Example 1: Velocity Tracking (Unitree G1)

Example 1: Velocity Tracking (Unitree G1)#

This chapter uses Mjlab-Velocity-Flat-Unitree-G1 / Mjlab-Velocity-Rough-Unitree-G1 as template tasks to explain:

how an env cfg is decomposed into MDP managers
how the G1 config overrides the base cfg (entities, sensors, entity names, weights, play mode)
what you minimally need to change to create a new locomotion task

Task skeleton: make_velocity_env_cfg (base cfg)#

Path: src/mjlab/tasks/velocity/velocity_env_cfg.py

The base cfg does two things:

defines the MDP structure (obs/actions/commands/events/rewards/terminations/curriculum)
leaves placeholders for robot-specific differences (e.g., foot site names, friction geoms, viewer body name, some reward weights)
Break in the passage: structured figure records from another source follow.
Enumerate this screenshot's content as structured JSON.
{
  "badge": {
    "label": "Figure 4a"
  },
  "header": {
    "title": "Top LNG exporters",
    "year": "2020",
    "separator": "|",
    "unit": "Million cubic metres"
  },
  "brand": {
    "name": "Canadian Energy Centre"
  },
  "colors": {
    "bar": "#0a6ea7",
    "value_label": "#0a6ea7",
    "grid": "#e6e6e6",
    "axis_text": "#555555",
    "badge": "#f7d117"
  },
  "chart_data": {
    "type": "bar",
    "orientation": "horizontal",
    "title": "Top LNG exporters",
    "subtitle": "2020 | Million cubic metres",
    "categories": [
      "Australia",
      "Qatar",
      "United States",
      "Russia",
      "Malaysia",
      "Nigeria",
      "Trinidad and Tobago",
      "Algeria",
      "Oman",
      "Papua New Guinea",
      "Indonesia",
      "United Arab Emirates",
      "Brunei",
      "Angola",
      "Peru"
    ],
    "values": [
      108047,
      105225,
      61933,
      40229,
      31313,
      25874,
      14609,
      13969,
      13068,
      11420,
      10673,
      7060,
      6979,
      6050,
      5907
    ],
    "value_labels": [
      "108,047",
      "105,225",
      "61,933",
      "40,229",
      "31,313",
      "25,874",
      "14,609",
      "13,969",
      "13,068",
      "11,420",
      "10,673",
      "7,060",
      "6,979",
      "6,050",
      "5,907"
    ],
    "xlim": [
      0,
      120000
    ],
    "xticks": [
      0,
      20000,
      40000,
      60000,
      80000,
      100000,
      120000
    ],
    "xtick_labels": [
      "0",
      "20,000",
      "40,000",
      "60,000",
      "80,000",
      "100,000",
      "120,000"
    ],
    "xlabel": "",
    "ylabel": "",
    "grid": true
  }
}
For example, policy observations (note: commands are part of the observation):

# file: src/mjlab/tasks/velocity/velocity_env_cfg.py
policy_terms = {
  "base_lin_vel": ObservationTermCfg(func=mdp.builtin_sensor, params={"sensor_name": "robot/imu_lin_vel"}),
  "base_ang_vel": ObservationTermCfg(func=mdp.builtin_sensor, params={"sensor_name": "robot/imu_ang_vel"}),
  "projected_gravity": ObservationTermCfg(func=mdp.projected_gravity),
  "joint_pos": ObservationTermCfg(func=mdp.joint_pos_rel),
  "joint_vel": ObservationTermCfg(func=mdp.joint_vel_rel),
  "actions": ObservationTermCfg(func=mdp.last_action),
  "command": ObservationTermCfg(func=mdp.generated_commands, params={"command_name": "twist"}),
}

Velocity commands (CommandManager) use UniformVelocityCommand by default:

# file: src/mjlab/tasks/velocity/velocity_env_cfg.py
commands = {
  "twist": UniformVelocityCommandCfg(
    entity_name="robot",
    resampling_time_range=(3.0, 8.0),
    heading_command=True,
    ranges=UniformVelocityCommandCfg.Ranges(
      lin_vel_x=(-1.0, 1.0),
      lin_vel_y=(-1.0, 1.0),
      ang_vel_z=(-0.5, 0.5),
      heading=(-pi, pi),
    ),
  )
}

The three most important terms to understand#

1) Command term: UniformVelocityCommand#

Path: src/mjlab/tasks/velocity/mdp/velocity_command.py

Key features:

resampling: sample velocity commands per env, on a time window
heading control: some envs convert heading error into yaw rate (closer to “walk facing a direction”)
standing envs: sample a fraction of “stand still” commands to teach stopping

2) Rewards & terminations: carrots and sticks for locomotion#

Velocity rewards typically follow a layered design: survival → task completion → motion quality.

Core task rewards:
- track_linear_velocity: match actual velocity to the twist command
- track_angular_velocity: match angular velocity
Regularizers (motion quality):
- joint_pos_limits / joint_vel_limits: penalize joints near limits or moving too fast
- action_rate_l2: penalize action discontinuities → smoother motion
- feet_air_time / feet_clearance: encourage natural gait patterns
Terminations (safety boundaries):
- fell_over (bad_orientation): reset when torso tilt exceeds 70 degrees (prevents learning “crawl on the ground”)
- time_out: enforce reset after a fixed horizon (truncated) to keep exploration going

3) Curriculum: terrain_levels_vel + commands_vel#

Path: src/mjlab/tasks/velocity/mdp/curriculums.py

terrain_levels_vel: adjust terrain difficulty based on how far the robot walked
commands_vel: stage command ranges over training steps (higher speeds, larger yaw rate)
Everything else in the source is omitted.